PhotoNon-steroidal anti-inflammatory drugs, or NSAIDs, are effective pain relievers. They include a lot of over the counter drugs that are probably in your medicine chest – products like aspirin, Advil, Aleve, Motrin, and Nuprin.

But if you are at risk for heart disease, your physician may have advised you not to take these drugs on a regular basis. Research has found evidence these drugs can increase cardiovascular risks.

Now, University of California, Davis scientists have said they have learned why that happens.

They found these drugs can reduce cardiac cells' ability to produce energy. They can also cause the production of a compound that puts stress on heart cells. That stress has been associated with heart disease.

Attacks heart cells

NSAIDs have also been shown to inhibit production of proteasome, which controls harmful proteins. Uncontrolled, these proteins can build up and eventually kill off cardiac cells.

“We knew these non-steroidal anti-inflammatories had negative side effects for heart disease and stroke risk, “ said corresponding author Aldrin Gomes, a UC Davis associate professor of Neurobiology, Physiology, and Behavior. “But now we have an idea of some of the mechanisms behind it.”

To reach their conclusions, the California scientists compared naproxen, considered the safest available NSAID and available over the counter, with the more powerful prescription drug meclofenamate sodium.

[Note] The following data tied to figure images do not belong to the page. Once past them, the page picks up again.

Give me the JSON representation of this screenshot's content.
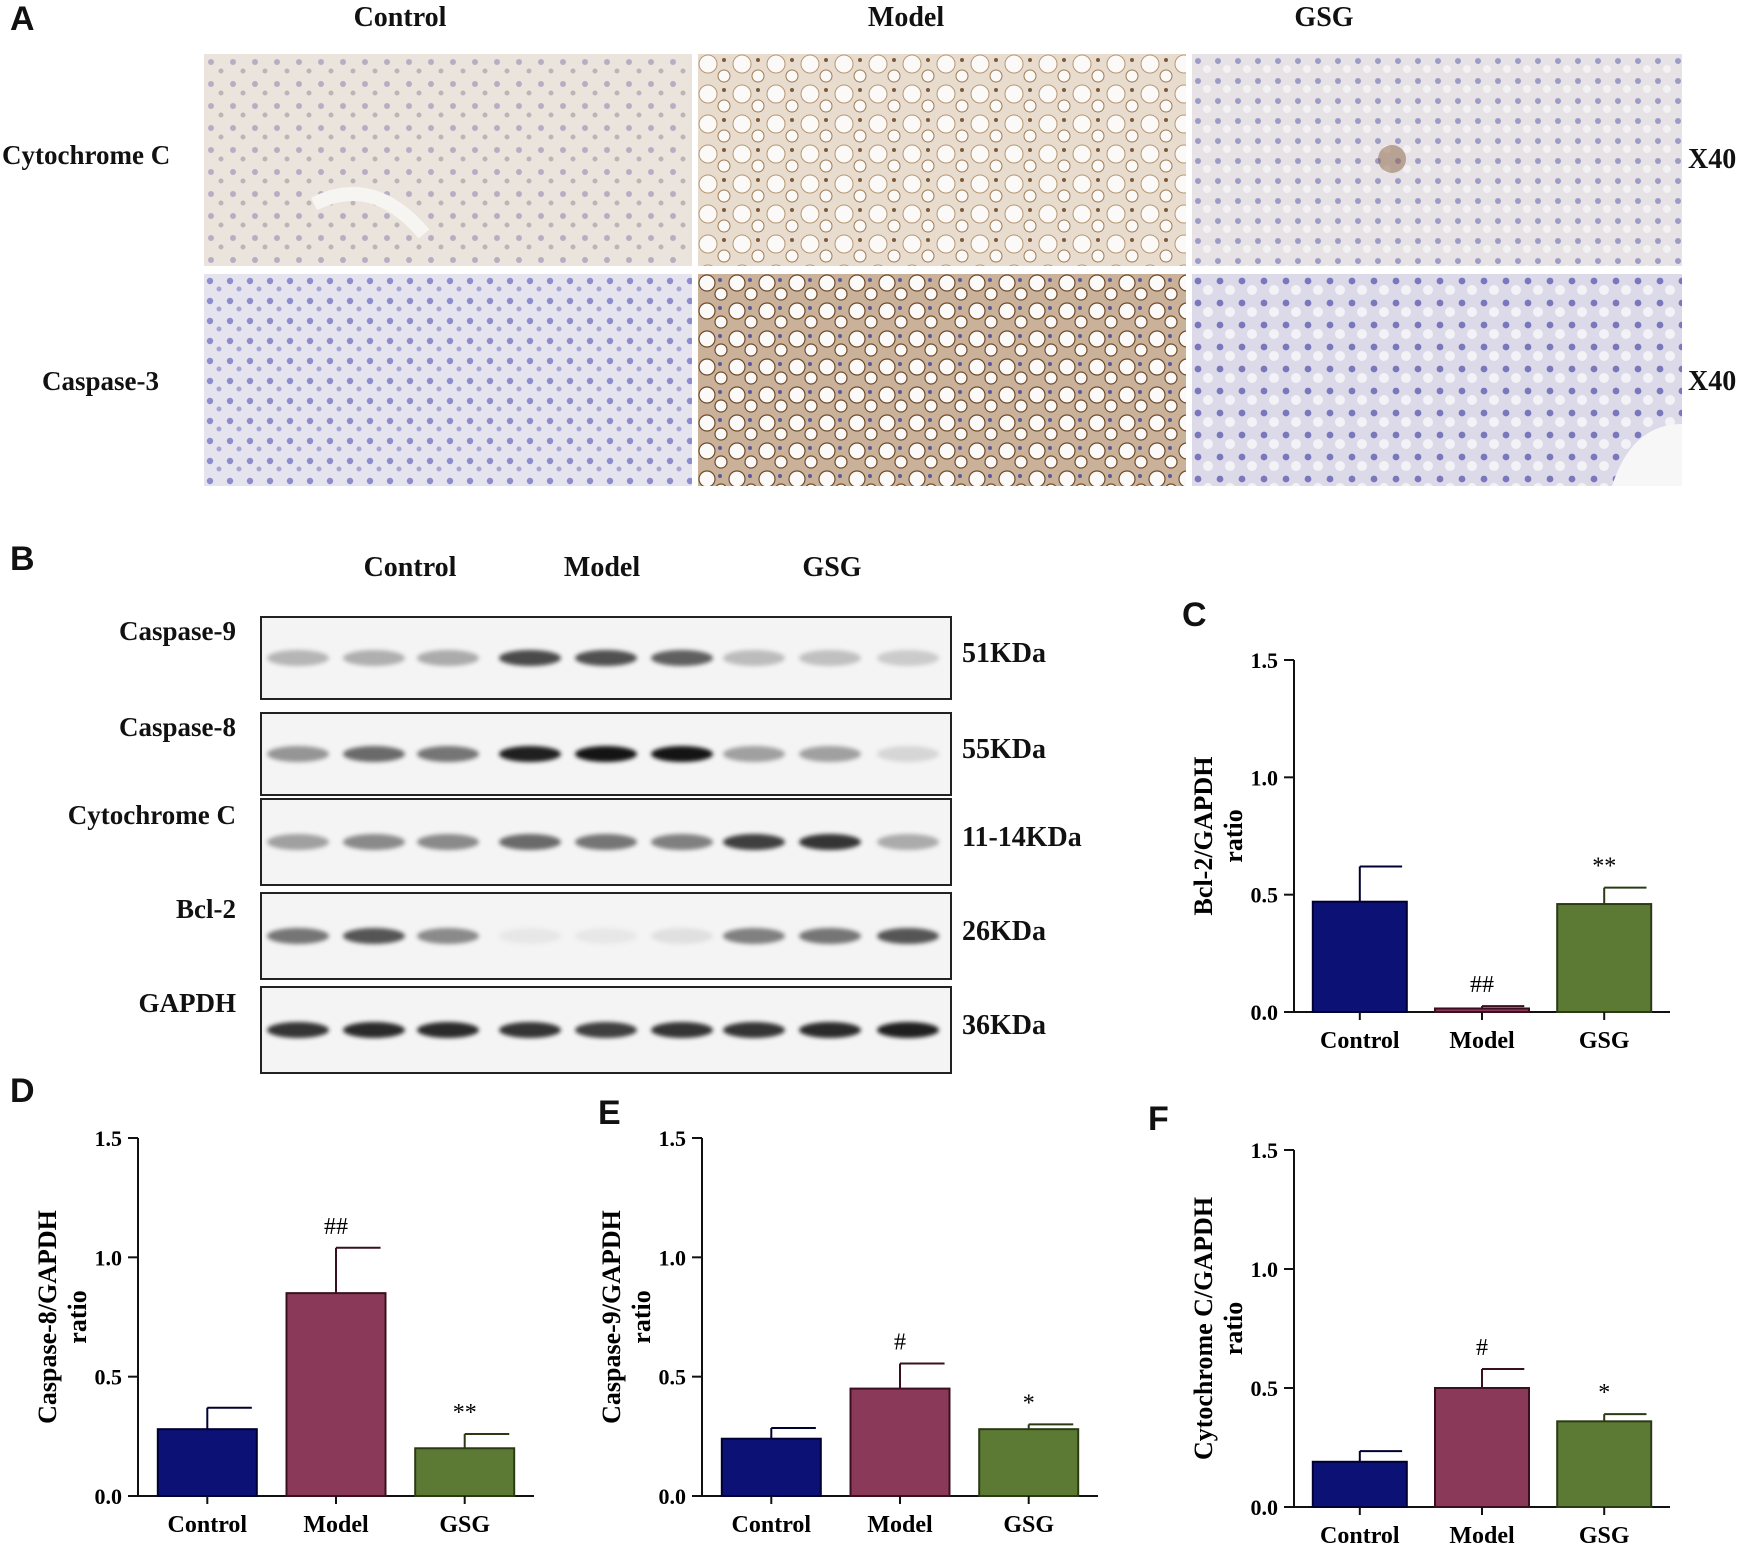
{
  "panel_labels": {
    "a": "A",
    "b": "B",
    "c": "C",
    "d": "D",
    "e": "E",
    "f": "F"
  },
  "ihc": {
    "columns": [
      "Control",
      "Model",
      "GSG"
    ],
    "rows": [
      "Cytochrome C",
      "Caspase-3"
    ],
    "magnification": "X40"
  },
  "western": {
    "groups": [
      "Control",
      "Model",
      "GSG"
    ],
    "rows": [
      {
        "protein": "Caspase-9",
        "kda": "51KDa",
        "intensity": [
          0.25,
          0.28,
          0.3,
          0.75,
          0.72,
          0.65,
          0.22,
          0.2,
          0.15
        ]
      },
      {
        "protein": "Caspase-8",
        "kda": "55KDa",
        "intensity": [
          0.4,
          0.6,
          0.55,
          0.95,
          1.0,
          1.0,
          0.35,
          0.35,
          0.1
        ]
      },
      {
        "protein": "Cytochrome C",
        "kda": "11-14KDa",
        "intensity": [
          0.35,
          0.45,
          0.45,
          0.6,
          0.55,
          0.5,
          0.8,
          0.85,
          0.3
        ]
      },
      {
        "protein": "Bcl-2",
        "kda": "26KDa",
        "intensity": [
          0.55,
          0.7,
          0.45,
          0.02,
          0.02,
          0.05,
          0.5,
          0.55,
          0.7
        ]
      },
      {
        "protein": "GAPDH",
        "kda": "36KDa",
        "intensity": [
          0.85,
          0.9,
          0.9,
          0.85,
          0.8,
          0.85,
          0.85,
          0.9,
          0.95
        ]
      }
    ]
  },
  "colors": {
    "control": "#0c1275",
    "model": "#8a3a58",
    "gsg": "#5c7a34"
  },
  "chart_data": [
    {
      "type": "bar",
      "panel": "C",
      "categories": [
        "Control",
        "Model",
        "GSG"
      ],
      "values": [
        0.47,
        0.015,
        0.46
      ],
      "errors": [
        0.15,
        0.01,
        0.07
      ],
      "annotations": [
        "",
        "##",
        "**"
      ],
      "ylabel": "Bcl-2/GAPDH ratio",
      "ylim": [
        0,
        1.5
      ],
      "yticks": [
        "0.0",
        "0.5",
        "1.0",
        "1.5"
      ]
    },
    {
      "type": "bar",
      "panel": "D",
      "categories": [
        "Control",
        "Model",
        "GSG"
      ],
      "values": [
        0.28,
        0.85,
        0.2
      ],
      "errors": [
        0.09,
        0.19,
        0.06
      ],
      "annotations": [
        "",
        "##",
        "**"
      ],
      "ylabel": "Caspase-8/GAPDH ratio",
      "ylim": [
        0,
        1.5
      ],
      "yticks": [
        "0.0",
        "0.5",
        "1.0",
        "1.5"
      ]
    },
    {
      "type": "bar",
      "panel": "E",
      "categories": [
        "Control",
        "Model",
        "GSG"
      ],
      "values": [
        0.24,
        0.45,
        0.28
      ],
      "errors": [
        0.045,
        0.105,
        0.02
      ],
      "annotations": [
        "",
        "#",
        "*"
      ],
      "ylabel": "Caspase-9/GAPDH ratio",
      "ylim": [
        0,
        1.5
      ],
      "yticks": [
        "0.0",
        "0.5",
        "1.0",
        "1.5"
      ]
    },
    {
      "type": "bar",
      "panel": "F",
      "categories": [
        "Control",
        "Model",
        "GSG"
      ],
      "values": [
        0.19,
        0.5,
        0.36
      ],
      "errors": [
        0.045,
        0.08,
        0.03
      ],
      "annotations": [
        "",
        "#",
        "*"
      ],
      "ylabel": "Cytochrome C/GAPDH ratio",
      "ylim": [
        0,
        1.5
      ],
      "yticks": [
        "0.0",
        "0.5",
        "1.0",
        "1.5"
      ]
    }
  ]
}
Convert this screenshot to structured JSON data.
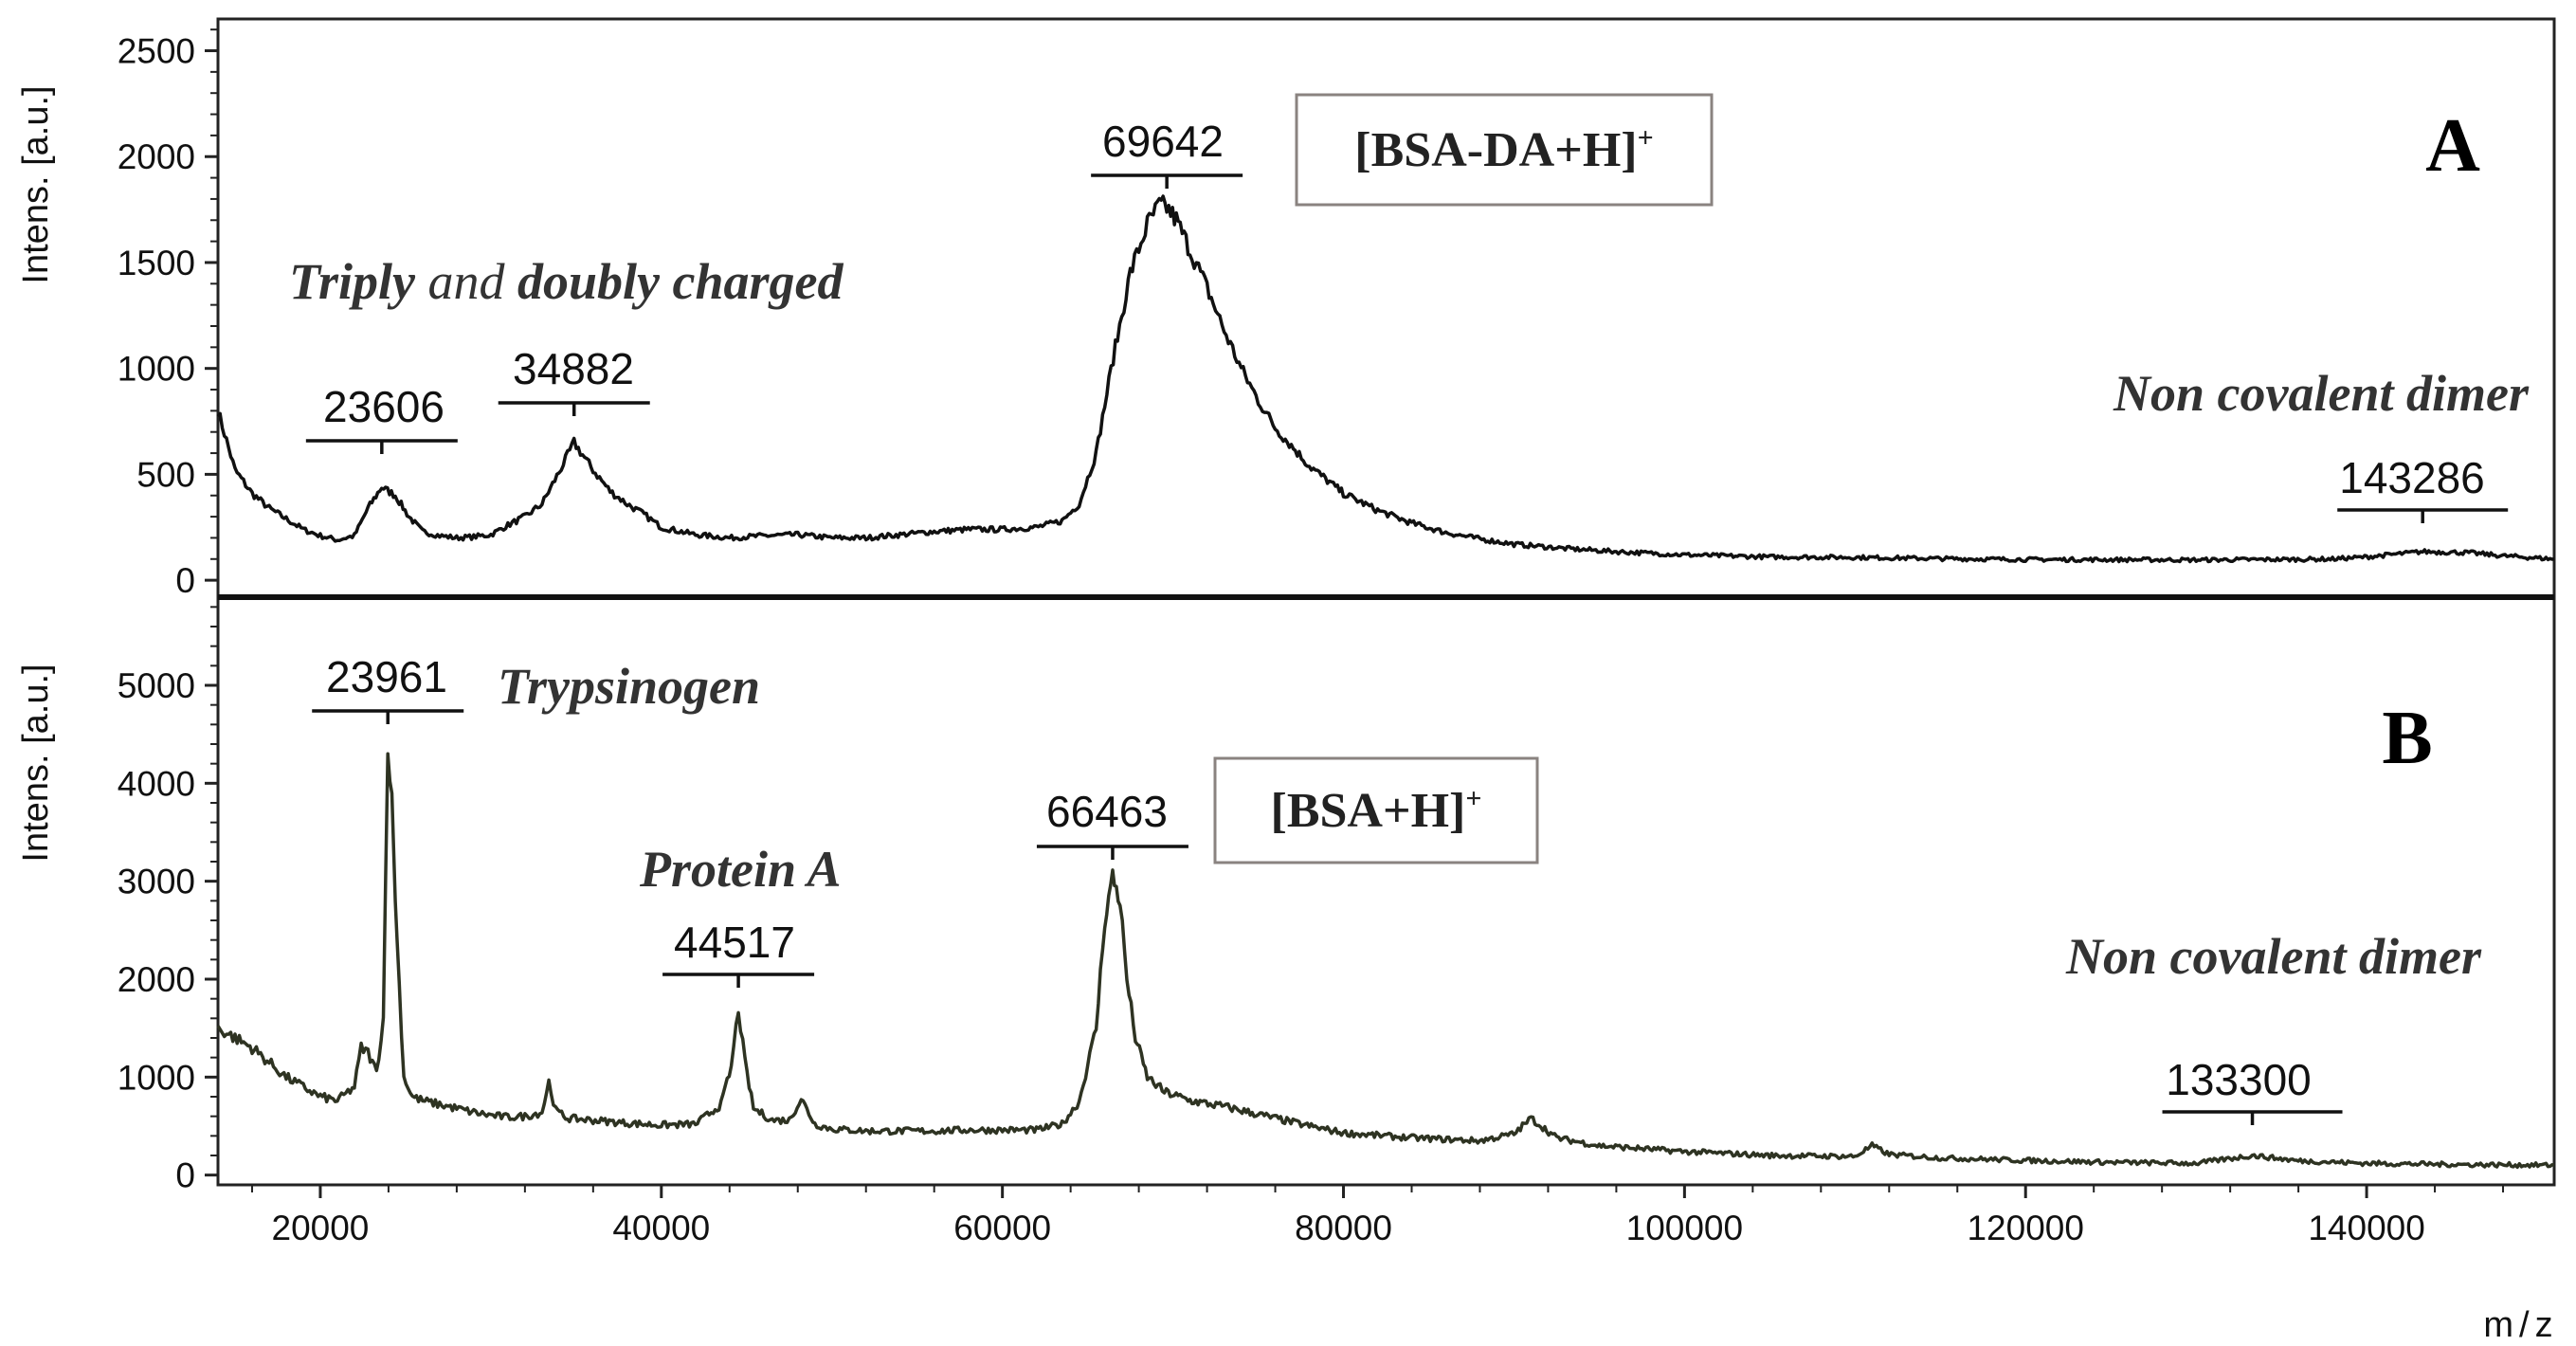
{
  "chart_data": [
    {
      "type": "line",
      "panel": "A",
      "ylabel": "Intens. [a.u.]",
      "xlabel": "",
      "xlim": [
        14000,
        151000
      ],
      "ylim": [
        -80,
        2650
      ],
      "yticks": [
        0,
        500,
        1000,
        1500,
        2000,
        2500
      ],
      "ytick_labels": [
        "0",
        "500",
        "1000",
        "1500",
        "2000",
        "2500"
      ],
      "color": "#111111",
      "series": [
        {
          "name": "spectrum A",
          "x": [
            14000,
            15000,
            16000,
            17000,
            18000,
            19000,
            20000,
            21000,
            22000,
            22800,
            23600,
            24400,
            25200,
            26000,
            27000,
            28000,
            29000,
            30000,
            31000,
            32000,
            33000,
            34000,
            34882,
            36000,
            37000,
            38000,
            39000,
            40000,
            42000,
            44000,
            46000,
            48000,
            50000,
            52000,
            54000,
            56000,
            58000,
            60000,
            62000,
            63500,
            64500,
            65500,
            66500,
            67500,
            68500,
            69200,
            69642,
            70200,
            71000,
            72000,
            73000,
            74000,
            75000,
            76000,
            78000,
            80000,
            82000,
            84000,
            86000,
            88000,
            90000,
            93000,
            96000,
            100000,
            105000,
            110000,
            115000,
            120000,
            125000,
            130000,
            135000,
            138000,
            140000,
            143286,
            146000,
            148000,
            151000
          ],
          "values": [
            800,
            520,
            410,
            340,
            290,
            240,
            210,
            190,
            210,
            340,
            440,
            400,
            300,
            230,
            210,
            200,
            205,
            215,
            260,
            300,
            360,
            510,
            650,
            520,
            420,
            360,
            310,
            250,
            215,
            200,
            210,
            215,
            200,
            200,
            215,
            230,
            240,
            240,
            250,
            280,
            360,
            600,
            1050,
            1450,
            1680,
            1770,
            1760,
            1700,
            1560,
            1380,
            1180,
            1000,
            850,
            720,
            540,
            410,
            330,
            270,
            225,
            195,
            170,
            150,
            135,
            120,
            110,
            108,
            102,
            98,
            97,
            96,
            98,
            100,
            110,
            135,
            130,
            115,
            100
          ]
        }
      ],
      "peak_labels": [
        "23606",
        "34882",
        "69642",
        "143286"
      ],
      "annotations": [
        "Triply and doubly charged",
        "Non covalent dimer"
      ],
      "ion_label": "[BSA-DA+H]+",
      "panel_letter": "A"
    },
    {
      "type": "line",
      "panel": "B",
      "ylabel": "Intens. [a.u.]",
      "xlabel": "m/z",
      "xlim": [
        14000,
        151000
      ],
      "ylim": [
        -100,
        5900
      ],
      "xticks": [
        20000,
        40000,
        60000,
        80000,
        100000,
        120000,
        140000
      ],
      "xtick_labels": [
        "20000",
        "40000",
        "60000",
        "80000",
        "100000",
        "120000",
        "140000"
      ],
      "yticks": [
        0,
        1000,
        2000,
        3000,
        4000,
        5000
      ],
      "ytick_labels": [
        "0",
        "1000",
        "2000",
        "3000",
        "4000",
        "5000"
      ],
      "color": "#2e3322",
      "series": [
        {
          "name": "spectrum B",
          "x": [
            14000,
            15000,
            16000,
            17000,
            18000,
            19000,
            20000,
            21000,
            22000,
            22400,
            22800,
            23300,
            23700,
            23961,
            24200,
            24500,
            24900,
            25400,
            26000,
            27000,
            28000,
            29000,
            30000,
            31000,
            32000,
            33000,
            33400,
            33800,
            34500,
            36000,
            38000,
            40000,
            42000,
            43500,
            44100,
            44517,
            44900,
            45400,
            46500,
            47500,
            48200,
            49000,
            50000,
            52000,
            54000,
            56000,
            58000,
            60000,
            62000,
            63500,
            64500,
            65500,
            66000,
            66463,
            66900,
            67300,
            67800,
            68500,
            69500,
            71000,
            73000,
            75000,
            78000,
            80000,
            84000,
            88000,
            90000,
            91000,
            92500,
            95000,
            100000,
            105000,
            110000,
            111000,
            112000,
            115000,
            120000,
            125000,
            130000,
            133300,
            136000,
            140000,
            145000,
            151000
          ],
          "values": [
            1500,
            1400,
            1300,
            1150,
            1000,
            900,
            800,
            760,
            900,
            1300,
            1250,
            1050,
            1600,
            4450,
            3800,
            2400,
            1000,
            800,
            760,
            720,
            680,
            640,
            610,
            590,
            600,
            640,
            950,
            660,
            580,
            560,
            530,
            510,
            520,
            720,
            1100,
            1700,
            1150,
            680,
            560,
            560,
            780,
            520,
            470,
            450,
            450,
            450,
            460,
            460,
            460,
            520,
            750,
            1500,
            2600,
            3050,
            2800,
            2000,
            1400,
            1000,
            850,
            760,
            700,
            620,
            500,
            430,
            380,
            350,
            420,
            580,
            380,
            300,
            240,
            200,
            190,
            300,
            210,
            175,
            150,
            130,
            120,
            200,
            145,
            120,
            108,
            100
          ]
        }
      ],
      "peak_labels": [
        "23961",
        "44517",
        "66463",
        "133300"
      ],
      "annotations": [
        "Trypsinogen",
        "Protein A",
        "Non covalent dimer"
      ],
      "ion_label": "[BSA+H]+",
      "panel_letter": "B"
    }
  ],
  "text": {
    "a_ylabel": "Intens. [a.u.]",
    "b_ylabel": "Intens. [a.u.]",
    "xlabel": "m/z",
    "a_peak_1": "23606",
    "a_peak_2": "34882",
    "a_peak_3": "69642",
    "a_peak_4": "143286",
    "a_annot_1_part_1": "Triply",
    "a_annot_1_part_2": "and",
    "a_annot_1_part_3": "doubly charged",
    "a_annot_2": "Non covalent dimer",
    "a_ion_main": "[BSA-DA+H]",
    "a_ion_sup": "+",
    "a_letter": "A",
    "b_peak_1": "23961",
    "b_peak_2": "44517",
    "b_peak_3": "66463",
    "b_peak_4": "133300",
    "b_annot_1": "Trypsinogen",
    "b_annot_2": "Protein A",
    "b_annot_3": "Non covalent dimer",
    "b_ion_main": "[BSA+H]",
    "b_ion_sup": "+",
    "b_letter": "B"
  }
}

Meclofenamate sodium, they found, was more likely to have negative heart impact than naproxen. In fact, naproxen did not have any effect on proteasome function or cause heart cells to die.

Stroke risk

But naproxen did not receive a clean bill of health. The researchers found the over the counter NSAID impaired mitochondrial function and was more likely to harm cardiac cells. It was also associated with increased stroke risk.

But if you use the products only occasionally, not daily for chronic pain, the risk appears to be less.

“We were surprised to see that many of the NSAIDs we tested were causing the cardiac cell to die when used for prolonged periods,” said Gomes. “Some people are taking these drugs too often, and this is a problem. These drugs are abused.”

The researchers also suggest that getting a dose of vitamin C, either through food or supplement before taking an NSAID, might work to prevent cell damage.

If you have high blood pressure, or have been found to be at risk of heart disease, it is a good idea to discuss NSAIDs with your health care provider before taking one.

In fact, the Food and Drug Administration (FDA) last year strengthened its NSAID warning, saying even people in good health need to be careful with these drugs. The concern is that NSAIDs are often present in a wide range of drugs. People taking multiple medications are in danger of getting too much.